HyperGraphDB maintains 3 main indexes for efficiency: mapping from atom to its incidence set, mapping an atom to the set of all its atoms it is pointing to and the mapping of an atom to the value store. Users of the DBMS can implement their own indices as long as they define a mapping from atoms to atoms.

Storage Model

Custom

This DBMS supports both n-ary relationships and higher-order relations, which are edges that can point to multiple nodes at a time, and edges that can point to other edges. Each of these objects, edges or nodes, are referred to as atoms, and can be thought of as Java Objects.

Logging

Logical Logging

HyperGraphDB implements a logical log that stores the type of operation (i.e. Create, Update, Remove, Copy), the value that was updated or stored, and its timestamp. These then get saved to persistent memory after being created.

Parallel Execution

Intra-Operator (Horizontal)

HyperGraphDB allows for unions to be parallelized by running the two graph nodes that want to be joined across threads.

Concurrency Control

Multi-version Concurrency Control (MVCC) Timestamp Ordering Two-Phase Locking (Deadlock Detection)

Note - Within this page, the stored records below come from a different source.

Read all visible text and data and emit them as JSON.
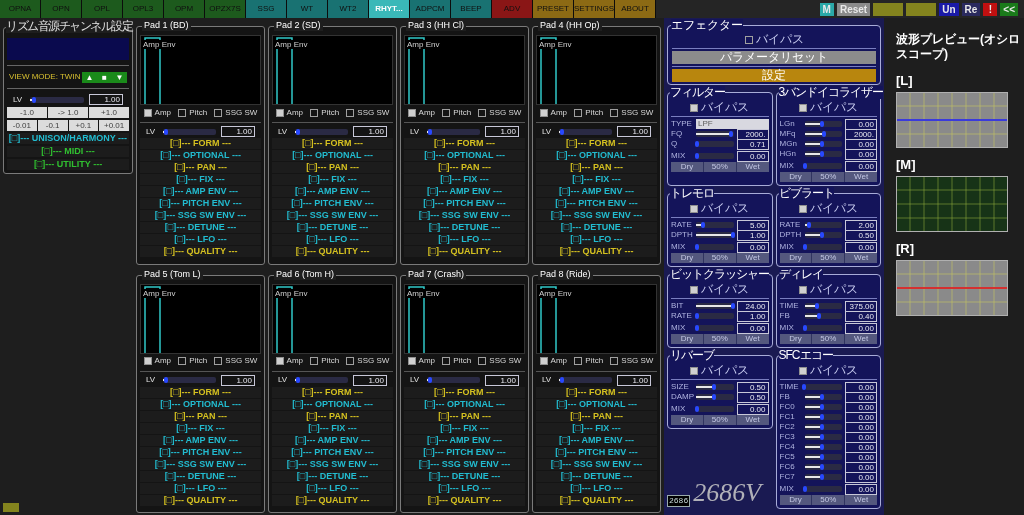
{
  "top_tabs": [
    {
      "label": "OPNA",
      "color": "#1d5a1d",
      "selected": false
    },
    {
      "label": "OPN",
      "color": "#1d5a1d",
      "selected": false
    },
    {
      "label": "OPL",
      "color": "#1d5a1d",
      "selected": false
    },
    {
      "label": "OPL3",
      "color": "#1d5a1d",
      "selected": false
    },
    {
      "label": "OPM",
      "color": "#1d5a1d",
      "selected": false
    },
    {
      "label": "OPZX7S",
      "color": "#1d5a1d",
      "selected": false
    },
    {
      "label": "SSG",
      "color": "#197272",
      "selected": false
    },
    {
      "label": "WT",
      "color": "#197272",
      "selected": false
    },
    {
      "label": "WT2",
      "color": "#197272",
      "selected": false
    },
    {
      "label": "RHYT...",
      "color": "#3ab8b8",
      "selected": true
    },
    {
      "label": "ADPCM",
      "color": "#197272",
      "selected": false
    },
    {
      "label": "BEEP",
      "color": "#197272",
      "selected": false
    },
    {
      "label": "ADV",
      "color": "#8a1616",
      "selected": false
    },
    {
      "label": "PRESET",
      "color": "#8c6a14",
      "selected": false
    },
    {
      "label": "SETTINGS",
      "color": "#8c6a14",
      "selected": false
    },
    {
      "label": "ABOUT",
      "color": "#8c6a14",
      "selected": false
    }
  ],
  "toolbar_buttons": [
    {
      "label": "M",
      "color": "#2aa8a8"
    },
    {
      "label": "Reset",
      "color": "#8a8a8a"
    },
    {
      "color": "#84841e"
    },
    {
      "color": "#84841e"
    },
    {
      "label": "Un",
      "color": "#1a1aa8"
    },
    {
      "label": "Re",
      "color": "#2a2a5e"
    },
    {
      "label": "!",
      "color": "#c01010"
    },
    {
      "label": "<<",
      "color": "#1a7a1a"
    }
  ],
  "channel_panel": {
    "title": "リズム音源チャンネル設定",
    "view_mode": "VIEW MODE: TWIN",
    "view_buttons": [
      "▲",
      "■",
      "▼"
    ],
    "lv": {
      "label": "LV",
      "level": 0.1,
      "value": "1.00"
    },
    "step_rows": [
      [
        "-1.0",
        "-> 1.0",
        "+1.0"
      ],
      [
        "-0.01",
        "-0.1",
        "+0.1",
        "+0.01"
      ]
    ],
    "sections": [
      {
        "label": "[□]--- UNISON/HARMONY ---",
        "color": "#22bcd0"
      },
      {
        "label": "[□]--- MIDI ---",
        "color": "#30c030"
      },
      {
        "label": "[□]--- UTILITY ---",
        "color": "#30c030"
      }
    ]
  },
  "pads": [
    {
      "title": "Pad 1 (BD)",
      "env_label": "Amp Env",
      "toggles": [
        {
          "label": "Amp",
          "checked": true
        },
        {
          "label": "Pitch",
          "checked": false
        },
        {
          "label": "SSG SW",
          "checked": false
        }
      ],
      "lv": {
        "label": "LV",
        "level": 0.08,
        "value": "1.00"
      },
      "sections": [
        {
          "label": "[□]--- FORM ---",
          "color": "#d4c020"
        },
        {
          "label": "[□]--- OPTIONAL ---",
          "color": "#22bcd0"
        },
        {
          "label": "[□]--- PAN ---",
          "color": "#d4c020"
        },
        {
          "label": "[□]--- FIX ---",
          "color": "#22bcd0"
        },
        {
          "label": "[□]--- AMP ENV ---",
          "color": "#22bcd0"
        },
        {
          "label": "[□]--- PITCH ENV ---",
          "color": "#22bcd0"
        },
        {
          "label": "[□]--- SSG SW ENV ---",
          "color": "#22bcd0"
        },
        {
          "label": "[□]--- DETUNE ---",
          "color": "#22bcd0"
        },
        {
          "label": "[□]--- LFO ---",
          "color": "#22bcd0"
        },
        {
          "label": "[□]--- QUALITY ---",
          "color": "#d4c020"
        }
      ]
    },
    {
      "title": "Pad 2 (SD)",
      "env_label": "Amp Env",
      "toggles": [
        {
          "label": "Amp",
          "checked": true
        },
        {
          "label": "Pitch",
          "checked": false
        },
        {
          "label": "SSG SW",
          "checked": false
        }
      ],
      "lv": {
        "label": "LV",
        "level": 0.08,
        "value": "1.00"
      },
      "sections": [
        {
          "label": "[□]--- FORM ---",
          "color": "#d4c020"
        },
        {
          "label": "[□]--- OPTIONAL ---",
          "color": "#22bcd0"
        },
        {
          "label": "[□]--- PAN ---",
          "color": "#d4c020"
        },
        {
          "label": "[□]--- FIX ---",
          "color": "#22bcd0"
        },
        {
          "label": "[□]--- AMP ENV ---",
          "color": "#22bcd0"
        },
        {
          "label": "[□]--- PITCH ENV ---",
          "color": "#22bcd0"
        },
        {
          "label": "[□]--- SSG SW ENV ---",
          "color": "#22bcd0"
        },
        {
          "label": "[□]--- DETUNE ---",
          "color": "#22bcd0"
        },
        {
          "label": "[□]--- LFO ---",
          "color": "#22bcd0"
        },
        {
          "label": "[□]--- QUALITY ---",
          "color": "#d4c020"
        }
      ]
    },
    {
      "title": "Pad 3 (HH Cl)",
      "env_label": "Amp Env",
      "toggles": [
        {
          "label": "Amp",
          "checked": true
        },
        {
          "label": "Pitch",
          "checked": false
        },
        {
          "label": "SSG SW",
          "checked": false
        }
      ],
      "lv": {
        "label": "LV",
        "level": 0.08,
        "value": "1.00"
      },
      "sections": [
        {
          "label": "[□]--- FORM ---",
          "color": "#d4c020"
        },
        {
          "label": "[□]--- OPTIONAL ---",
          "color": "#22bcd0"
        },
        {
          "label": "[□]--- PAN ---",
          "color": "#d4c020"
        },
        {
          "label": "[□]--- FIX ---",
          "color": "#22bcd0"
        },
        {
          "label": "[□]--- AMP ENV ---",
          "color": "#22bcd0"
        },
        {
          "label": "[□]--- PITCH ENV ---",
          "color": "#22bcd0"
        },
        {
          "label": "[□]--- SSG SW ENV ---",
          "color": "#22bcd0"
        },
        {
          "label": "[□]--- DETUNE ---",
          "color": "#22bcd0"
        },
        {
          "label": "[□]--- LFO ---",
          "color": "#22bcd0"
        },
        {
          "label": "[□]--- QUALITY ---",
          "color": "#d4c020"
        }
      ]
    },
    {
      "title": "Pad 4 (HH Op)",
      "env_label": "Amp Env",
      "toggles": [
        {
          "label": "Amp",
          "checked": true
        },
        {
          "label": "Pitch",
          "checked": false
        },
        {
          "label": "SSG SW",
          "checked": false
        }
      ],
      "lv": {
        "label": "LV",
        "level": 0.08,
        "value": "1.00"
      },
      "sections": [
        {
          "label": "[□]--- FORM ---",
          "color": "#d4c020"
        },
        {
          "label": "[□]--- OPTIONAL ---",
          "color": "#22bcd0"
        },
        {
          "label": "[□]--- PAN ---",
          "color": "#d4c020"
        },
        {
          "label": "[□]--- FIX ---",
          "color": "#22bcd0"
        },
        {
          "label": "[□]--- AMP ENV ---",
          "color": "#22bcd0"
        },
        {
          "label": "[□]--- PITCH ENV ---",
          "color": "#22bcd0"
        },
        {
          "label": "[□]--- SSG SW ENV ---",
          "color": "#22bcd0"
        },
        {
          "label": "[□]--- DETUNE ---",
          "color": "#22bcd0"
        },
        {
          "label": "[□]--- LFO ---",
          "color": "#22bcd0"
        },
        {
          "label": "[□]--- QUALITY ---",
          "color": "#d4c020"
        }
      ]
    },
    {
      "title": "Pad 5 (Tom L)",
      "env_label": "Amp Env",
      "toggles": [
        {
          "label": "Amp",
          "checked": true
        },
        {
          "label": "Pitch",
          "checked": false
        },
        {
          "label": "SSG SW",
          "checked": false
        }
      ],
      "lv": {
        "label": "LV",
        "level": 0.08,
        "value": "1.00"
      },
      "sections": [
        {
          "label": "[□]--- FORM ---",
          "color": "#d4c020"
        },
        {
          "label": "[□]--- OPTIONAL ---",
          "color": "#22bcd0"
        },
        {
          "label": "[□]--- PAN ---",
          "color": "#d4c020"
        },
        {
          "label": "[□]--- FIX ---",
          "color": "#22bcd0"
        },
        {
          "label": "[□]--- AMP ENV ---",
          "color": "#22bcd0"
        },
        {
          "label": "[□]--- PITCH ENV ---",
          "color": "#22bcd0"
        },
        {
          "label": "[□]--- SSG SW ENV ---",
          "color": "#22bcd0"
        },
        {
          "label": "[□]--- DETUNE ---",
          "color": "#22bcd0"
        },
        {
          "label": "[□]--- LFO ---",
          "color": "#22bcd0"
        },
        {
          "label": "[□]--- QUALITY ---",
          "color": "#d4c020"
        }
      ]
    },
    {
      "title": "Pad 6 (Tom H)",
      "env_label": "Amp Env",
      "toggles": [
        {
          "label": "Amp",
          "checked": true
        },
        {
          "label": "Pitch",
          "checked": false
        },
        {
          "label": "SSG SW",
          "checked": false
        }
      ],
      "lv": {
        "label": "LV",
        "level": 0.08,
        "value": "1.00"
      },
      "sections": [
        {
          "label": "[□]--- FORM ---",
          "color": "#d4c020"
        },
        {
          "label": "[□]--- OPTIONAL ---",
          "color": "#22bcd0"
        },
        {
          "label": "[□]--- PAN ---",
          "color": "#d4c020"
        },
        {
          "label": "[□]--- FIX ---",
          "color": "#22bcd0"
        },
        {
          "label": "[□]--- AMP ENV ---",
          "color": "#22bcd0"
        },
        {
          "label": "[□]--- PITCH ENV ---",
          "color": "#22bcd0"
        },
        {
          "label": "[□]--- SSG SW ENV ---",
          "color": "#22bcd0"
        },
        {
          "label": "[□]--- DETUNE ---",
          "color": "#22bcd0"
        },
        {
          "label": "[□]--- LFO ---",
          "color": "#22bcd0"
        },
        {
          "label": "[□]--- QUALITY ---",
          "color": "#d4c020"
        }
      ]
    },
    {
      "title": "Pad 7 (Crash)",
      "env_label": "Amp Env",
      "toggles": [
        {
          "label": "Amp",
          "checked": true
        },
        {
          "label": "Pitch",
          "checked": false
        },
        {
          "label": "SSG SW",
          "checked": false
        }
      ],
      "lv": {
        "label": "LV",
        "level": 0.08,
        "value": "1.00"
      },
      "sections": [
        {
          "label": "[□]--- FORM ---",
          "color": "#d4c020"
        },
        {
          "label": "[□]--- OPTIONAL ---",
          "color": "#22bcd0"
        },
        {
          "label": "[□]--- PAN ---",
          "color": "#d4c020"
        },
        {
          "label": "[□]--- FIX ---",
          "color": "#22bcd0"
        },
        {
          "label": "[□]--- AMP ENV ---",
          "color": "#22bcd0"
        },
        {
          "label": "[□]--- PITCH ENV ---",
          "color": "#22bcd0"
        },
        {
          "label": "[□]--- SSG SW ENV ---",
          "color": "#22bcd0"
        },
        {
          "label": "[□]--- DETUNE ---",
          "color": "#22bcd0"
        },
        {
          "label": "[□]--- LFO ---",
          "color": "#22bcd0"
        },
        {
          "label": "[□]--- QUALITY ---",
          "color": "#d4c020"
        }
      ]
    },
    {
      "title": "Pad 8 (Ride)",
      "env_label": "Amp Env",
      "toggles": [
        {
          "label": "Amp",
          "checked": true
        },
        {
          "label": "Pitch",
          "checked": false
        },
        {
          "label": "SSG SW",
          "checked": false
        }
      ],
      "lv": {
        "label": "LV",
        "level": 0.08,
        "value": "1.00"
      },
      "sections": [
        {
          "label": "[□]--- FORM ---",
          "color": "#d4c020"
        },
        {
          "label": "[□]--- OPTIONAL ---",
          "color": "#22bcd0"
        },
        {
          "label": "[□]--- PAN ---",
          "color": "#d4c020"
        },
        {
          "label": "[□]--- FIX ---",
          "color": "#22bcd0"
        },
        {
          "label": "[□]--- AMP ENV ---",
          "color": "#22bcd0"
        },
        {
          "label": "[□]--- PITCH ENV ---",
          "color": "#22bcd0"
        },
        {
          "label": "[□]--- SSG SW ENV ---",
          "color": "#22bcd0"
        },
        {
          "label": "[□]--- DETUNE ---",
          "color": "#22bcd0"
        },
        {
          "label": "[□]--- LFO ---",
          "color": "#22bcd0"
        },
        {
          "label": "[□]--- QUALITY ---",
          "color": "#d4c020"
        }
      ]
    }
  ],
  "effector": {
    "title": "エフェクター",
    "bypass": {
      "label": "バイパス",
      "checked": false
    },
    "buttons": [
      {
        "label": "パラメータリセット",
        "kind": "reset"
      },
      {
        "label": "設定",
        "kind": "settings"
      }
    ]
  },
  "effects": [
    {
      "title": "フィルター",
      "bypass": {
        "label": "バイパス",
        "checked": true
      },
      "params": [
        {
          "kind": "select",
          "label": "TYPE",
          "value": "LPF"
        },
        {
          "kind": "slider",
          "label": "FQ",
          "level": 0.95,
          "value": "2000."
        },
        {
          "kind": "slider",
          "label": "Q",
          "level": 0.05,
          "value": "0.71"
        }
      ],
      "mix": {
        "label": "MIX",
        "level": 0.05,
        "value": "0.00"
      },
      "mix_buttons": {
        "disabled": true,
        "labels": [
          "Dry",
          "50%",
          "Wet"
        ]
      }
    },
    {
      "title": "3バンドイコライザー",
      "bypass": {
        "label": "バイパス",
        "checked": true
      },
      "params": [
        {
          "kind": "slider",
          "label": "LGn",
          "level": 0.5,
          "value": "0.00"
        },
        {
          "kind": "slider",
          "label": "MFq",
          "level": 0.55,
          "value": "2000."
        },
        {
          "kind": "slider",
          "label": "MGn",
          "level": 0.5,
          "value": "0.00"
        },
        {
          "kind": "slider",
          "label": "HGn",
          "level": 0.5,
          "value": "0.00"
        }
      ],
      "mix": {
        "label": "MIX",
        "level": 0.05,
        "value": "0.00"
      },
      "mix_buttons": {
        "disabled": true,
        "labels": [
          "Dry",
          "50%",
          "Wet"
        ]
      }
    },
    {
      "title": "トレモロ",
      "bypass": {
        "label": "バイパス",
        "checked": true
      },
      "params": [
        {
          "kind": "slider",
          "label": "RATE",
          "level": 0.2,
          "value": "5.00"
        },
        {
          "kind": "slider",
          "label": "DPTH",
          "level": 1,
          "value": "1.00"
        }
      ],
      "mix": {
        "label": "MIX",
        "level": 0.05,
        "value": "0.00"
      },
      "mix_buttons": {
        "disabled": true,
        "labels": [
          "Dry",
          "50%",
          "Wet"
        ]
      }
    },
    {
      "title": "ビブラート",
      "bypass": {
        "label": "バイパス",
        "checked": true
      },
      "params": [
        {
          "kind": "slider",
          "label": "RATE",
          "level": 0.15,
          "value": "2.00"
        },
        {
          "kind": "slider",
          "label": "DPTH",
          "level": 0.5,
          "value": "0.50"
        }
      ],
      "mix": {
        "label": "MIX",
        "level": 0.05,
        "value": "0.00"
      },
      "mix_buttons": {
        "disabled": true,
        "labels": [
          "Dry",
          "50%",
          "Wet"
        ]
      }
    },
    {
      "title": "ビットクラッシャー",
      "bypass": {
        "label": "バイパス",
        "checked": true
      },
      "params": [
        {
          "kind": "slider",
          "label": "BIT",
          "level": 1,
          "value": "24.00"
        },
        {
          "kind": "slider",
          "label": "RATE",
          "level": 0.05,
          "value": "1.00"
        }
      ],
      "mix": {
        "label": "MIX",
        "level": 0.05,
        "value": "0.00"
      },
      "mix_buttons": {
        "disabled": true,
        "labels": [
          "Dry",
          "50%",
          "Wet"
        ]
      }
    },
    {
      "title": "ディレイ",
      "bypass": {
        "label": "バイパス",
        "checked": true
      },
      "params": [
        {
          "kind": "slider",
          "label": "TIME",
          "level": 0.35,
          "value": "375.00"
        },
        {
          "kind": "slider",
          "label": "FB",
          "level": 0.4,
          "value": "0.40"
        }
      ],
      "mix": {
        "label": "MIX",
        "level": 0.05,
        "value": "0.00"
      },
      "mix_buttons": {
        "disabled": true,
        "labels": [
          "Dry",
          "50%",
          "Wet"
        ]
      }
    },
    {
      "title": "リバーブ",
      "bypass": {
        "label": "バイパス",
        "checked": true
      },
      "params": [
        {
          "kind": "slider",
          "label": "SIZE",
          "level": 0.5,
          "value": "0.50"
        },
        {
          "kind": "slider",
          "label": "DAMP",
          "level": 0.5,
          "value": "0.50"
        }
      ],
      "mix": {
        "label": "MIX",
        "level": 0.05,
        "value": "0.00"
      },
      "mix_buttons": {
        "disabled": true,
        "labels": [
          "Dry",
          "50%",
          "Wet"
        ]
      }
    },
    {
      "title": "SFCエコー",
      "bypass": {
        "label": "バイパス",
        "checked": true
      },
      "params": [
        {
          "kind": "slider",
          "label": "TIME",
          "level": 0.02,
          "value": "0.00"
        },
        {
          "kind": "slider",
          "label": "FB",
          "level": 0.5,
          "value": "0.00"
        },
        {
          "kind": "slider",
          "label": "FC0",
          "level": 0.5,
          "value": "0.00"
        },
        {
          "kind": "slider",
          "label": "FC1",
          "level": 0.5,
          "value": "0.00"
        },
        {
          "kind": "slider",
          "label": "FC2",
          "level": 0.5,
          "value": "0.00"
        },
        {
          "kind": "slider",
          "label": "FC3",
          "level": 0.5,
          "value": "0.00"
        },
        {
          "kind": "slider",
          "label": "FC4",
          "level": 0.5,
          "value": "0.00"
        },
        {
          "kind": "slider",
          "label": "FC5",
          "level": 0.5,
          "value": "0.00"
        },
        {
          "kind": "slider",
          "label": "FC6",
          "level": 0.5,
          "value": "0.00"
        },
        {
          "kind": "slider",
          "label": "FC7",
          "level": 0.5,
          "value": "0.00"
        }
      ],
      "mix": {
        "label": "MIX",
        "level": 0.05,
        "value": "0.00"
      },
      "mix_buttons": {
        "disabled": true,
        "labels": [
          "Dry",
          "50%",
          "Wet"
        ]
      }
    }
  ],
  "logo": {
    "badge": "2686",
    "text": "2686V"
  },
  "scope_panel": {
    "title": "波形プレビュー(オシロスコープ)",
    "scopes": [
      {
        "label": "[L]",
        "kind": "gray",
        "color": "#3a3adc"
      },
      {
        "label": "[M]",
        "kind": "green"
      },
      {
        "label": "[R]",
        "kind": "gray",
        "color": "#d43030"
      }
    ]
  }
}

HyperGraphDB is Atomic, Consistent, and Isolated but not Durable. It implements the Multi-Version Concurrency Control, and is fully transactional. To ensure consistency in peer to peer transactions, they use timestamps to make sure the queries are executed in order. HyperGraphDB also implement automatic deadlock detection that will randomly kill a process if a deadlock is encountered.

Query Execution

Tuple-at-a-Time Model

They implement an iterator API that processes a tuple at a time to allow for graph traversals.

Query Interface

Custom API

HypergraphDB supports a special API specific to their tuples called atoms, but it doesn't support any particular querying language. They support three types of queries: graph traversals, predicate matching, and pattern matching over graph structures.

Storage Architecture

Disk-oriented

HyperGraphDB requires an efficient key-value store that can support multiple ordered values per a single key. They use the BerkeleyDB storage system as their physical storage, which is disk-orientated.

System Architecture

Shared-Nothing

HyperGraphDB is a distributed, Shared-Nothing database that communicates via a P2P protocol. The protocol followed is of the Agent Communication Language (ACL) FIPA standard, which consists of communication using keywords such as propose, accept, inform, request, query etc.

Joins

Sort-Merge Join

Joins are performed on two sorted sets of atoms and the two are joined via a zig-zag algorithm or a merge algorithm.